The mean age of the patients of the present malignant melanoma series was 54.2 years and the median follow-up time was 80 months. Distribution of tumor stage and subtype of the whole series were compatible with data reported in the literature. Results of the German Central Register of Malignant Melanoma showed a mean age of 58.1 year and a similar distribution of subtypes as reported here [26]. Beside the role of tumor stage and tumor thickness as the most important prognostic factor in patients with malignant melanoma, our data suggest a potential predictive use of the GNAS1 T393C SNP as an independent prognostic factor in malignant melanoma. C-allele carriers have an increased risk for tumor progression when compared to patients with the homozygous 393TT genotype, the latter group showing both a longer relapse-free survival and a later requirement for secondary therapy. Together with our previous observations showing that the T393C SNP is a predictive marker for outcome in bladder cancer [13], renal cell carcinoma [16] and colorectal cancer [14], the present results confirm the potential role of this SNP as a universal genetic marker for predicting tumor progression.
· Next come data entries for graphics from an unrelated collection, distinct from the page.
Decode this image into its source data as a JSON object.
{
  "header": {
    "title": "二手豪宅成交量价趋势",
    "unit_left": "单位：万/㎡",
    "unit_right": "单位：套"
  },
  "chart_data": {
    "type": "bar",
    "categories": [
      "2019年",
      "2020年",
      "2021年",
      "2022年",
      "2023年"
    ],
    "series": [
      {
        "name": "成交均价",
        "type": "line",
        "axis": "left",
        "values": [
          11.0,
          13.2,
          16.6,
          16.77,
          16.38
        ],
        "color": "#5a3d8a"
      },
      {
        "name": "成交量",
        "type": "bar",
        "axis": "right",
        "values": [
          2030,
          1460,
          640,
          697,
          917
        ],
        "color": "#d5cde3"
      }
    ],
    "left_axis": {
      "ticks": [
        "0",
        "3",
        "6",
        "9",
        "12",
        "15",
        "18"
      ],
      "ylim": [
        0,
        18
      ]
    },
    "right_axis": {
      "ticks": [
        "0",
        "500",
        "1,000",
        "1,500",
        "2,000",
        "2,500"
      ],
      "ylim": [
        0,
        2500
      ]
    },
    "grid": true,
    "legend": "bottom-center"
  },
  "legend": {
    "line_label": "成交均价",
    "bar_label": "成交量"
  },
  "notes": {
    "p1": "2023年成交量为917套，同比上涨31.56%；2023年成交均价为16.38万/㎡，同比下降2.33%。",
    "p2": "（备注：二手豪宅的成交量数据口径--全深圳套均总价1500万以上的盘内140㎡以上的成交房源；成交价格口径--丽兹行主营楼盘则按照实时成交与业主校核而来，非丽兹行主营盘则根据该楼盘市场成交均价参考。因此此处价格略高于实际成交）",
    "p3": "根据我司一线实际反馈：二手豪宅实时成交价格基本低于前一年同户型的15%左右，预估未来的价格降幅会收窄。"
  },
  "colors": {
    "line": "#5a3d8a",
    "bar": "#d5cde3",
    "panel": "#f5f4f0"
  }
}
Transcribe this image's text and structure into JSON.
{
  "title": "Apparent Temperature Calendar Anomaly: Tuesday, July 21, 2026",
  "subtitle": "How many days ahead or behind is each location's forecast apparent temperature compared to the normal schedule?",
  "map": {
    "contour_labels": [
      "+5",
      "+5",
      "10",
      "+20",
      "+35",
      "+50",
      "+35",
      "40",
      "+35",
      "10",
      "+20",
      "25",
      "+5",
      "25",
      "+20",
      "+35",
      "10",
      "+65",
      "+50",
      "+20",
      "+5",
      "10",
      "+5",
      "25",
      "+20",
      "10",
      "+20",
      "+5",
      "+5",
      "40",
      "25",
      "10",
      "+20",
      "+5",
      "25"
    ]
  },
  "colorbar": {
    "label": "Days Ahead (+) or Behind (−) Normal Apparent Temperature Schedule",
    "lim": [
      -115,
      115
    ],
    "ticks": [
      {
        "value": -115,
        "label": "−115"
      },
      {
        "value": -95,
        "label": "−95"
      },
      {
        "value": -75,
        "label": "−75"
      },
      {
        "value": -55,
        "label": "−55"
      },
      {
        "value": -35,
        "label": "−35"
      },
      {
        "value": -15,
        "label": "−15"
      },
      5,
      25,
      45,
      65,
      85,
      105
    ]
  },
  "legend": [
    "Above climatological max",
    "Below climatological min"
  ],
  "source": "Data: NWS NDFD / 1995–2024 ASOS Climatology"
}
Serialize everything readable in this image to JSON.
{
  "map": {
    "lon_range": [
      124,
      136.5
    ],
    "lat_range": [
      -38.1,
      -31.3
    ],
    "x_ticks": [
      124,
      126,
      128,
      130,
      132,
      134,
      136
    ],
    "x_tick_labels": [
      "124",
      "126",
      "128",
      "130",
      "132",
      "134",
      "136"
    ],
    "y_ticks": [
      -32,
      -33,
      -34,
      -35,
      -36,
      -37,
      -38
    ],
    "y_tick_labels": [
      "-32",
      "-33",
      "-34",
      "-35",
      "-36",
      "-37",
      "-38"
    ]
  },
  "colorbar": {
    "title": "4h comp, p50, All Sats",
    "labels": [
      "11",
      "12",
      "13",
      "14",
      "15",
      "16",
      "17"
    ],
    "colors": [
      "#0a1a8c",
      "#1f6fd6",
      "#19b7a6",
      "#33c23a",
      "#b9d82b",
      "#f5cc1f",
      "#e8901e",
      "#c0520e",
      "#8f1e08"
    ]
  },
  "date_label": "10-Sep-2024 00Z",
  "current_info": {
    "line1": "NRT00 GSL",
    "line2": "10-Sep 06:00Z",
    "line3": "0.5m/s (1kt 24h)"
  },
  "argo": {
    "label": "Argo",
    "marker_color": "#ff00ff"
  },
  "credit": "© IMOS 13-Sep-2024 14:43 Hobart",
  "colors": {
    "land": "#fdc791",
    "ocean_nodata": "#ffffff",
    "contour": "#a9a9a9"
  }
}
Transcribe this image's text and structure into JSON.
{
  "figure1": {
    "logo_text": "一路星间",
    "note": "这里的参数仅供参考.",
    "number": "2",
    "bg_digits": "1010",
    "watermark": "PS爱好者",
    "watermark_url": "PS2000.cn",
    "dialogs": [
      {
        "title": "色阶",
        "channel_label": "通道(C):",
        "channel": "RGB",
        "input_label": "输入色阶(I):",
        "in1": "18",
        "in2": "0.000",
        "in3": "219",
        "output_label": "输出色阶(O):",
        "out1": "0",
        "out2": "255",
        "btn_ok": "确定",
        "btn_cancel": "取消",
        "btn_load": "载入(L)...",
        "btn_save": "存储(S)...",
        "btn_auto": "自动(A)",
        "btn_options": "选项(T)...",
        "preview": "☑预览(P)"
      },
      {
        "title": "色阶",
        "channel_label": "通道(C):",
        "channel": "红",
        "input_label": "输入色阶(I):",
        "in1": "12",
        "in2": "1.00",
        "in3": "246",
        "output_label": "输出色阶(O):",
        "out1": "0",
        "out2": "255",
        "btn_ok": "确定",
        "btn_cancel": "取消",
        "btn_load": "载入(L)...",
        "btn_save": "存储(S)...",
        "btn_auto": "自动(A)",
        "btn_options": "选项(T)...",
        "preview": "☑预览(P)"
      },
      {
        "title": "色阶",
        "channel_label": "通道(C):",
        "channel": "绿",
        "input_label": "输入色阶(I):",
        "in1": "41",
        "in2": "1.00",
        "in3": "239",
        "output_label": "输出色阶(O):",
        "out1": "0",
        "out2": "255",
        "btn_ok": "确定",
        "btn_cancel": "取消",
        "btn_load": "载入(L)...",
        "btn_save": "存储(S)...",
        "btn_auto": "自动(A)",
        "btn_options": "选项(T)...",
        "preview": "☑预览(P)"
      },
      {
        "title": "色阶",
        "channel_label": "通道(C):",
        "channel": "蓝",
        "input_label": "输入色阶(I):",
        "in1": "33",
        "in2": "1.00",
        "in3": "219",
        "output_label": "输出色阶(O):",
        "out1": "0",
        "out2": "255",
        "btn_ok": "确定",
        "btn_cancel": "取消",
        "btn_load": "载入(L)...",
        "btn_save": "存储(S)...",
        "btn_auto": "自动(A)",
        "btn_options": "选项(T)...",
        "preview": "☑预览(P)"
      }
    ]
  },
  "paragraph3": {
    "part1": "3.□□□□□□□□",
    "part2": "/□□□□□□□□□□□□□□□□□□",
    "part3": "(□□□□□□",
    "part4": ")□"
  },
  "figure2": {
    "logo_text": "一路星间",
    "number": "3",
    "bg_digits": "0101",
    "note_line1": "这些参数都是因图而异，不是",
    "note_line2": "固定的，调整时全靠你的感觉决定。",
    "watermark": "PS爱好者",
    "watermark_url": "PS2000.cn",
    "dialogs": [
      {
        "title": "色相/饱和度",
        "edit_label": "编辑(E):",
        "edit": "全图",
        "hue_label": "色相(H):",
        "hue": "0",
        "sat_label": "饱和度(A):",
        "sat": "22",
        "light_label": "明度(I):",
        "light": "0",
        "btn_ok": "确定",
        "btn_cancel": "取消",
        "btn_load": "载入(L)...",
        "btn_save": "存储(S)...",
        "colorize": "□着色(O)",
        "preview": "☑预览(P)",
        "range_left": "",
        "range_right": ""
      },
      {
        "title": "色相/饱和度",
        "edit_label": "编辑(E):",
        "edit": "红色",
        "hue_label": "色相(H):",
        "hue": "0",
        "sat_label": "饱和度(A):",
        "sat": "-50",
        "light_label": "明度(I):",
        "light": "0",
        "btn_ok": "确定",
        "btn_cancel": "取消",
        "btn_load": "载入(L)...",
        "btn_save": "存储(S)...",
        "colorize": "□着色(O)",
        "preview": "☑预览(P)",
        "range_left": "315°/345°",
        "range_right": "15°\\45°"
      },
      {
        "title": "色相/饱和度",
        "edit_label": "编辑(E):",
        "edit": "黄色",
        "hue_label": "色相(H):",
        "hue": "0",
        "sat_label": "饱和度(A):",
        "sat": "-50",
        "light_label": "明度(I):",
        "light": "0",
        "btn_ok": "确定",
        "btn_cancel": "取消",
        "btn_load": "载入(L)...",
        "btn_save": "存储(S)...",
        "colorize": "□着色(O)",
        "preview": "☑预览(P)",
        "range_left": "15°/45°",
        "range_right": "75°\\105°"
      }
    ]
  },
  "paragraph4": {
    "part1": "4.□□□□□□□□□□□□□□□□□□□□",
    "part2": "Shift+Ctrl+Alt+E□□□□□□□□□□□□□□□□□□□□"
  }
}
The GNAS1 TT genotype is associated with increased Gαs mRNA expression in different tissues14 which led us to hypothesize that the T393C exchange itself could have an effect upon mRNA stability. Interestingly, determinants of mRNA stability have been described in the coding region of some other genes [2729]. Different in vitro experiments suggest that increased expression of Gαs is associated with enhanced apoptosis [1719]. The second messenger cyclic AMP, which is generated subsequently to activation of Gαs, seems to play a major role in this proapoptotic process. Cyclic AMP can augment or suppress ERK activity, depending on the cell type. As an example, CRAF is inhibited by protein kinase A, which is one of the downstream effectors of cAMP [30]. Cyclic AMP is produced in response to melano cytic agonists such as α-melanocyte-stimulating hormone acting through the melanocortin 1 receptor [31] resulting in activation of Gαs. Although this is only able to weakly stimulate proliferation, cAMP is closely associated with melanocyte differentiation (e. g. stimulation of melanin synthesis) [32].

A recent report has shown that cAMP blocks CRAF activity in melanocytes resulting in suppression of the oncogenic activity of CRAF in these cells [33]. This process could be of particular importance in TT genotypes in which Gαs expression is increased. However, CRAF is not required for MEK/ERK signalling in melanoma cells when BRAF is mutated [34, 35]. Late mutations in the BRAF gene could, therefore, mitigate the T393C genotype effect which may explain the lack of genotype-dependent differences in overall survival. This hypothesis is supported by observations from studies in different types of cancer in which BRAF mutations are rarely events and in which then the T393C SNP affects overall survival [36]. The goal of ongoing studies is to unravel both the detailed molecular mechanisms by which the silent C393T SNP contributes to differential Gαs expression in human tissues and how this may change the phenotype of different tumor cells.

Conflict of interests

The authors declare that they have no competing interests.